To Thomas Jefferson from Henry Guest, 28 December 1804
From Henry Guest
Brunswick East Jersy 28 December 1804
Go Little Essay but go With Care
Nor Meet ill timed our Presedants Ear
He by the God of Man is taught
Gives his time to Studious thought
Whois Government here is nearly Divine
Which Shall to Futre Ages Shine
and Rival Woundrous Alfred thine
Sir—
I took the Liberty in June 1801 To Send for your Inspetion—A Small Pamphlet that I thought Containd Assential hints on Several Subjects that Might be Made Usefull in Our Country—And Your notice that it Came Duly to hand—For Which Condesention Be pleased to Except My Most Sincear thanks—Since Which I have not heard Whither they Were Worthy Your Attention or not—
Sir
I have A Number of Matters to relate to You As A Philosepher that has past under My Agency—And Several that I Apprehend Would be Usefull to Our Country—But I well Know that You are pressed With Your Duty in Governmental Affairs—Besids I moste—Sensible feele the Distance in the Sphere of Life that Without your Leve to trouble You Even With one Line and give Me Leve to Assure that this is Wrote With Reluctance—But Sir As I have passed My Eleventh Climatric and Cannot Expect Much Longer to Continue on the Mortal Side of time hope to have Your pardon, for Any Obstruction in Your time
I am Sir All that the Most Ingenuous Pen Can Say Yours
Henry Guest
RC (MHi); at foot of text: “His Excelancy The Presedent of the United Stats of America”; endorsed by TJ as received 31 Dec. and so recorded in SJL.
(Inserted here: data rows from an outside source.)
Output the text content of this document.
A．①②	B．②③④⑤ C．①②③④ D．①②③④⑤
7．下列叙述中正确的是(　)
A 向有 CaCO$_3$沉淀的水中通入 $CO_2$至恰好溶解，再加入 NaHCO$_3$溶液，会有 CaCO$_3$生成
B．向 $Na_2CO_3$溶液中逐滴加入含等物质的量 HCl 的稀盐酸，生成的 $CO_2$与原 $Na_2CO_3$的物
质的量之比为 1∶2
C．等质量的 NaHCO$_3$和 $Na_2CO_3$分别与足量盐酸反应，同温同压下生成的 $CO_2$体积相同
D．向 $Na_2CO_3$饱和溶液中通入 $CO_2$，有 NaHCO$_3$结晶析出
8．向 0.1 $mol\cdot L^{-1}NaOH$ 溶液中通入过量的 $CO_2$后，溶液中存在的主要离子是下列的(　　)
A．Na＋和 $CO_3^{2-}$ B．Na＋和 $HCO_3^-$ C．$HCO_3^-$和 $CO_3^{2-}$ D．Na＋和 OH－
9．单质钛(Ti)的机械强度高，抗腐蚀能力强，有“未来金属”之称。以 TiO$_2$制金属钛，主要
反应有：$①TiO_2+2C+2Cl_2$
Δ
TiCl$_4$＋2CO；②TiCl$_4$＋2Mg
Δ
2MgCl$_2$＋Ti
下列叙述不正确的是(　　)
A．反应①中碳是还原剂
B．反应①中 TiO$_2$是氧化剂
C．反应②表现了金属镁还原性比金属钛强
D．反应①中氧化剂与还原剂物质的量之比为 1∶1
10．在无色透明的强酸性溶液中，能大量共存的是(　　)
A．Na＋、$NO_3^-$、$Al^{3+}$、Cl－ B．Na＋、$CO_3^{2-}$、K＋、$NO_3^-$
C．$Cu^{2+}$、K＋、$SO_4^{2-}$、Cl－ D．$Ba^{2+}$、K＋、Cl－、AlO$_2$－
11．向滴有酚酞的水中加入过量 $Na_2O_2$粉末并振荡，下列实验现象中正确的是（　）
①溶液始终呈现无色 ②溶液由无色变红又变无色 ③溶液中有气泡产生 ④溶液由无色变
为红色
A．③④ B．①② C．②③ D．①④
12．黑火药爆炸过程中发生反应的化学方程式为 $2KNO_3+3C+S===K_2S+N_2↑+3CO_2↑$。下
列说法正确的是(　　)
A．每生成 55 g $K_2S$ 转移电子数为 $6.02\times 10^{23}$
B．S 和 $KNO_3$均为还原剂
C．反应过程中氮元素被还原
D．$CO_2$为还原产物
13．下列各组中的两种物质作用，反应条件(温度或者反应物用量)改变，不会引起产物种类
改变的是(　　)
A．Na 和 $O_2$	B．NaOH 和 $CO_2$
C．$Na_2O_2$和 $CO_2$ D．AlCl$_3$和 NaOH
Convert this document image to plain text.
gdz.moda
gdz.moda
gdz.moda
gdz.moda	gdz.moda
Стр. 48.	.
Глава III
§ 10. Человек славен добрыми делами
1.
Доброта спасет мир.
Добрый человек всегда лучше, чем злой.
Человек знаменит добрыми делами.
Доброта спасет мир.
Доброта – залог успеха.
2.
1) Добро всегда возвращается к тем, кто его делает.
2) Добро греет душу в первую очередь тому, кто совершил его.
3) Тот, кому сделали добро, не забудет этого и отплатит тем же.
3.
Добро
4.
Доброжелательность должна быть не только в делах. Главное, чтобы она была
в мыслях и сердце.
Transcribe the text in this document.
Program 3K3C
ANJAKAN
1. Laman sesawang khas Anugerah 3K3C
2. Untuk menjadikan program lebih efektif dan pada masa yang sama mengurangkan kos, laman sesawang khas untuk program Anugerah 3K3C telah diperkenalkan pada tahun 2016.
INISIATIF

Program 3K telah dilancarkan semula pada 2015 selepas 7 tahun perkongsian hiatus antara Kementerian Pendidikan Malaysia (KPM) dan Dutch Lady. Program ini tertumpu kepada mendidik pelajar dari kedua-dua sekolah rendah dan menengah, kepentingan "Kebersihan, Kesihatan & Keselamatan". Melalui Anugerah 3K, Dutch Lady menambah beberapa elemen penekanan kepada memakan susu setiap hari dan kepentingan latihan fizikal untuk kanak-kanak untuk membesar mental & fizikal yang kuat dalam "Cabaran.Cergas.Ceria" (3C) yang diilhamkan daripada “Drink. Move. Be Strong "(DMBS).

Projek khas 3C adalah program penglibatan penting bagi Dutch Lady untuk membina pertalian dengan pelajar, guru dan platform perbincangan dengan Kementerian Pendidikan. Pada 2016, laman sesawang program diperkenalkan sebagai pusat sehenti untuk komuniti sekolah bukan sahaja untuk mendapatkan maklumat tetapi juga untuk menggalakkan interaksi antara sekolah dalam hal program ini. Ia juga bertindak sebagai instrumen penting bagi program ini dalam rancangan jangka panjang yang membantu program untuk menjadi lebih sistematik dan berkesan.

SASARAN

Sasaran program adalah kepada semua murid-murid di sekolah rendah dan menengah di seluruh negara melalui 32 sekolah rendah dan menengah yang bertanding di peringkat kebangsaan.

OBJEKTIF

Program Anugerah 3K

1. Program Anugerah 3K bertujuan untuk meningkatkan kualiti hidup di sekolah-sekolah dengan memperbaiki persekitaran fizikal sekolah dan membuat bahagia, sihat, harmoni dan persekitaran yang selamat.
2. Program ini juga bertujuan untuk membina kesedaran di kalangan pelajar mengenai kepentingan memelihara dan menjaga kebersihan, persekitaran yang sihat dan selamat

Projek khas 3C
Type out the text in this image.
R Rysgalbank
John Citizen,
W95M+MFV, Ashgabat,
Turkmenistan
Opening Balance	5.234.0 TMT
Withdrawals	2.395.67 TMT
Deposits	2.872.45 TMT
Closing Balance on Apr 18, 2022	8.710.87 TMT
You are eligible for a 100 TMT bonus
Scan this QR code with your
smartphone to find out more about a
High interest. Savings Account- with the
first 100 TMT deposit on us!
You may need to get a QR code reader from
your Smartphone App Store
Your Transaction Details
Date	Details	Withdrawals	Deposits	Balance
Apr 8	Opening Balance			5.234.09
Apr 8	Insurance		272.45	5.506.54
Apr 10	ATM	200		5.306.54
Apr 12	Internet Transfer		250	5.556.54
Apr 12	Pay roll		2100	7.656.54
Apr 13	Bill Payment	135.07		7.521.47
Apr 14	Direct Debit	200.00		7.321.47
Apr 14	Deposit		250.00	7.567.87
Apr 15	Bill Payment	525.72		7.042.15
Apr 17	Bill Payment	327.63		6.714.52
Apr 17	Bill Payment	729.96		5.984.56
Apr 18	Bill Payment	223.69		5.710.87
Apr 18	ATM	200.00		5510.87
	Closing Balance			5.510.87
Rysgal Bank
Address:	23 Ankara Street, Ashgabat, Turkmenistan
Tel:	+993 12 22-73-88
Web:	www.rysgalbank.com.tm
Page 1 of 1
Henry Guest (1727-1815) was a New Jersey tanner and prominent New Brunswick citizen who supplied shoes to the Continental Army during the American Revolution. Guest advocated the use of leather for roofing and as a substitute for copper sheathing on ships. His correspondence with John Adams between 1799 and 1811 described several other ideas for the betterment of the country, including a military instrument that would “strike 30 deadly strokes in a minute & remain charged” and a system for preventing decay in peach trees (Henry Guest, Observations on Sheathing Vessels; Seasoning Timber; the Proper Time to Fall Timber; the Nature and What Force It Is That Causes the Sap to Rise; with a Number of Other Valuable Observations [n.p., 1805]; , Rev. War Ser., 20:208-9; City of New Brunswick, History: Buccleuch Mansion, Henry Guest House [New Brunswick, N.J., 1980], n.p.; Guest to John Adams, 2 Feb. 1799, 28 Jan. 1811, in MHi: Adams Papers).
Essay: Guest’s tribute to TJ was derived from a verse by the poet Martial (William Melmoth, trans., The Letters of Pliny the Consul: With Occasional Remarks, 2 vols. [Boston, 1809], 1:168).
Alfred: Alfred the Great.
No June 1801 letter from Guest or response to one by TJ is recorded in SJL or has been found.
Eleventh Climatric: that is, 77. Several ancient authors regarded every seventh year as a significant, or climacteric, year ().